Альма. Наверное, надо написать расписку?
Бленда. Хенрик, будь добр, вернись на минутку к тетушкам. Мне нужно поговорить с твоей матерью наедине.
Хенрик, поклонившись, направляется к двери с противным чувством, что, кажется, что-то не так. Когда он выходит из комнаты, Альму просят присесть. Бленда начинает листать телефонный каталог.

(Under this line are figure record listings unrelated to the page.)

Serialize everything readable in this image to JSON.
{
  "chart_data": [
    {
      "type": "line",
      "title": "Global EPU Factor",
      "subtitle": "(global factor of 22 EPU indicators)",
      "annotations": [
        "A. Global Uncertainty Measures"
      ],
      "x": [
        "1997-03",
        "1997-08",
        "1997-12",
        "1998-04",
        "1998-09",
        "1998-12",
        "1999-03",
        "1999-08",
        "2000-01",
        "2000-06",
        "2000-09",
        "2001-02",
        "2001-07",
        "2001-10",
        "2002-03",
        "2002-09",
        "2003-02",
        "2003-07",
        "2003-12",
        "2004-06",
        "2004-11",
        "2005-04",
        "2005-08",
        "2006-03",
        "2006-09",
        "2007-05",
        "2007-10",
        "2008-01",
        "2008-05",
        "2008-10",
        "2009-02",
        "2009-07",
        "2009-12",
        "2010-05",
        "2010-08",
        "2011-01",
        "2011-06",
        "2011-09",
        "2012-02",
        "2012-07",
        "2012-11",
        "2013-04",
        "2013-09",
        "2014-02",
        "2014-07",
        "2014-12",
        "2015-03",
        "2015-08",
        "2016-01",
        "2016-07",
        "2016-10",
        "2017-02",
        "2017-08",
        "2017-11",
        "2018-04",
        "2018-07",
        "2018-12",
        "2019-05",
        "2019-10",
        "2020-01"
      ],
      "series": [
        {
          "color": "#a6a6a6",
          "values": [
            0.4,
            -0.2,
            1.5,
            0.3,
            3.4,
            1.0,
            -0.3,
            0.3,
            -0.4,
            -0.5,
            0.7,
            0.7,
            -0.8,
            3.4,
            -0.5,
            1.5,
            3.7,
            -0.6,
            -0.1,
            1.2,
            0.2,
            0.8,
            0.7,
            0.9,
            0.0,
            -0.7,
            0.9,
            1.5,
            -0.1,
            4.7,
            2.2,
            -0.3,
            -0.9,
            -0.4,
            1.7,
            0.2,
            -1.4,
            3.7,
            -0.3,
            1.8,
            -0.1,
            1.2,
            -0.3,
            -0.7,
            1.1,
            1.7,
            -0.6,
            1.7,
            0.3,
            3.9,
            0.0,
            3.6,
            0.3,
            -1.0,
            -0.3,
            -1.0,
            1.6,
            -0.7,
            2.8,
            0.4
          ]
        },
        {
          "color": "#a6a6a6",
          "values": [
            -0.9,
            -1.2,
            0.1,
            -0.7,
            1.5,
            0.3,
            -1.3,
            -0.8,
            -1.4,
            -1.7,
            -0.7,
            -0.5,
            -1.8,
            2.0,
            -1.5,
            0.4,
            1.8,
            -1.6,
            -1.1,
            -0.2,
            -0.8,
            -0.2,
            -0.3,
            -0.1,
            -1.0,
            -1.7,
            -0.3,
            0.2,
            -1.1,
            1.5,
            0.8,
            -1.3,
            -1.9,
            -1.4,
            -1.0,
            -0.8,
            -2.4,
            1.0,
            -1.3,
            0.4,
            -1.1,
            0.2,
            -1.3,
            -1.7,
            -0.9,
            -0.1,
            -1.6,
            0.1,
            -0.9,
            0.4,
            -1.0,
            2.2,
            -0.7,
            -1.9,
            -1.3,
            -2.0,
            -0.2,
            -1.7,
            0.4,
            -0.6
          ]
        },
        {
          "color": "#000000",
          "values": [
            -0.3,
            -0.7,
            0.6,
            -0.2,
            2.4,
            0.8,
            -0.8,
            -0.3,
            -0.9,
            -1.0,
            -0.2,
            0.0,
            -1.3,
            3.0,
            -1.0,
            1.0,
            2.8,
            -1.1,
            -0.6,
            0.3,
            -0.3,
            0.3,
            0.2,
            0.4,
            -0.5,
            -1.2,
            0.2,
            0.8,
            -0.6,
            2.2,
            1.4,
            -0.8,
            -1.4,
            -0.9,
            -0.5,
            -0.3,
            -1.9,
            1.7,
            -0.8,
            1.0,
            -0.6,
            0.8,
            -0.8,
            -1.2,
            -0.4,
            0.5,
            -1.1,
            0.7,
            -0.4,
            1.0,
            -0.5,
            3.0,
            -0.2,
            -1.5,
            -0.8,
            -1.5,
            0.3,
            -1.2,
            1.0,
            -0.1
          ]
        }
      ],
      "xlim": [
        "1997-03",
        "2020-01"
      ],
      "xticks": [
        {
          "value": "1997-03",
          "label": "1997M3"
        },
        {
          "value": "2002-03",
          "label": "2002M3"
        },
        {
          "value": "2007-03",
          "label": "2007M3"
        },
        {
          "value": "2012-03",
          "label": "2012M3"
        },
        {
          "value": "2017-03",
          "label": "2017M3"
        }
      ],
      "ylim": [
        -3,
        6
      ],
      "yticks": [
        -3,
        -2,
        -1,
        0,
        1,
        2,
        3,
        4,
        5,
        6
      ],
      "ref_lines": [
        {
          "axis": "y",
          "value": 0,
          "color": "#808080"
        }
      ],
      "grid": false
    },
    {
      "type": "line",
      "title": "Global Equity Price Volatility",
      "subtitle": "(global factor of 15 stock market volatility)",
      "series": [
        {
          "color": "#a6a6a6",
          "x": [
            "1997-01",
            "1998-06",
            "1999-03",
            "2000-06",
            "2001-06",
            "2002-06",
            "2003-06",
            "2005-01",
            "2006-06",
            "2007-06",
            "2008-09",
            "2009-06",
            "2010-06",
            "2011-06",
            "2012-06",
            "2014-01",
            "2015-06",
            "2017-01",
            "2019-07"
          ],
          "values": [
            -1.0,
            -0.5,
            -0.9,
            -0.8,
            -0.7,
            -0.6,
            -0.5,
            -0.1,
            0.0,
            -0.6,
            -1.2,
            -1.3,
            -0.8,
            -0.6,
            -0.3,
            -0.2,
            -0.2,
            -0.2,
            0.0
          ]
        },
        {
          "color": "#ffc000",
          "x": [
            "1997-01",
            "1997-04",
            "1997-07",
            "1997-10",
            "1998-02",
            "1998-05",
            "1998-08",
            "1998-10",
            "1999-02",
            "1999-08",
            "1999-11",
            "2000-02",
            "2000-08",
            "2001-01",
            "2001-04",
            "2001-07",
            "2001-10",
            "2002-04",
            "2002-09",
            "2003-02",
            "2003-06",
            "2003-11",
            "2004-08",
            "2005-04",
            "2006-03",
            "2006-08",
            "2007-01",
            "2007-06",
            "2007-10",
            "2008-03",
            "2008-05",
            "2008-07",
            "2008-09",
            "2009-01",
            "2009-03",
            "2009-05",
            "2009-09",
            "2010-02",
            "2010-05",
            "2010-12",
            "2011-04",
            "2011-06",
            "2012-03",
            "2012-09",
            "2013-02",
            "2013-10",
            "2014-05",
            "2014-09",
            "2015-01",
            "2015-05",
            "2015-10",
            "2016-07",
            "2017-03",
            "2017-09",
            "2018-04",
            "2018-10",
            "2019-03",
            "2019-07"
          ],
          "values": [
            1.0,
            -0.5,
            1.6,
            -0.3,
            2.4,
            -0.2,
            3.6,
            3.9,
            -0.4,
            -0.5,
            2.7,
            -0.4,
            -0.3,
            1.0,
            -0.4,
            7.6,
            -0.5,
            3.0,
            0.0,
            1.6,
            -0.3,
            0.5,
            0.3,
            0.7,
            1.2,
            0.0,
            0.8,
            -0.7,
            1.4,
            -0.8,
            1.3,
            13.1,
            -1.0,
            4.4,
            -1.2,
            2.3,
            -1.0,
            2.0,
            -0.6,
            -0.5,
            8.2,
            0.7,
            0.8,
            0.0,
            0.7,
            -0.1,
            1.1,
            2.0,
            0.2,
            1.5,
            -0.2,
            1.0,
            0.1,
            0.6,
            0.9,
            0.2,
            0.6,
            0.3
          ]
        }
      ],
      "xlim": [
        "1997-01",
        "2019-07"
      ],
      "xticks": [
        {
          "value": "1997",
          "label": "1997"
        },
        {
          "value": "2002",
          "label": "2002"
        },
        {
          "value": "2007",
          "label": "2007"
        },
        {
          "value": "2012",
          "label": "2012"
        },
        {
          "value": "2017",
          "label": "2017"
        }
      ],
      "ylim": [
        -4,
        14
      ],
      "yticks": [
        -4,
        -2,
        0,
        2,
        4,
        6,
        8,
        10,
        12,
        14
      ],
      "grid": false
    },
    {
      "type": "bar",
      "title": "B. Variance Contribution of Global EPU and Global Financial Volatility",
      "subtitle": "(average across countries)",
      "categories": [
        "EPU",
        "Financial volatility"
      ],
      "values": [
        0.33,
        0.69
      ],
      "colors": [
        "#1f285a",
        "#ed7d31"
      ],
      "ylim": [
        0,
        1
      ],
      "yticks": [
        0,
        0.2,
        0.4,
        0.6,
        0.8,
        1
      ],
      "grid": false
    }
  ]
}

Бленда. Как ни странно, но здесь у нас в конторе имеется каталог Уппсалы. Я собираюсь позвонить профессору Сюнделиусу и от имени семьи поблагодарить его за сердечное участие в судьбе нашего многообещающего отпрыска. Ага, вот и номер: 15 43.
Она поднимает трубку и с улыбкой смотрит на посеревшую Альму. Ее широко раскрытые голубые глаза заволокло слезами. Бленда медленно кладет трубку на рычаг.
Бленда. Позвоню в другой день. Невежливо беспокоить такого выдающегося человека после восьми вечера.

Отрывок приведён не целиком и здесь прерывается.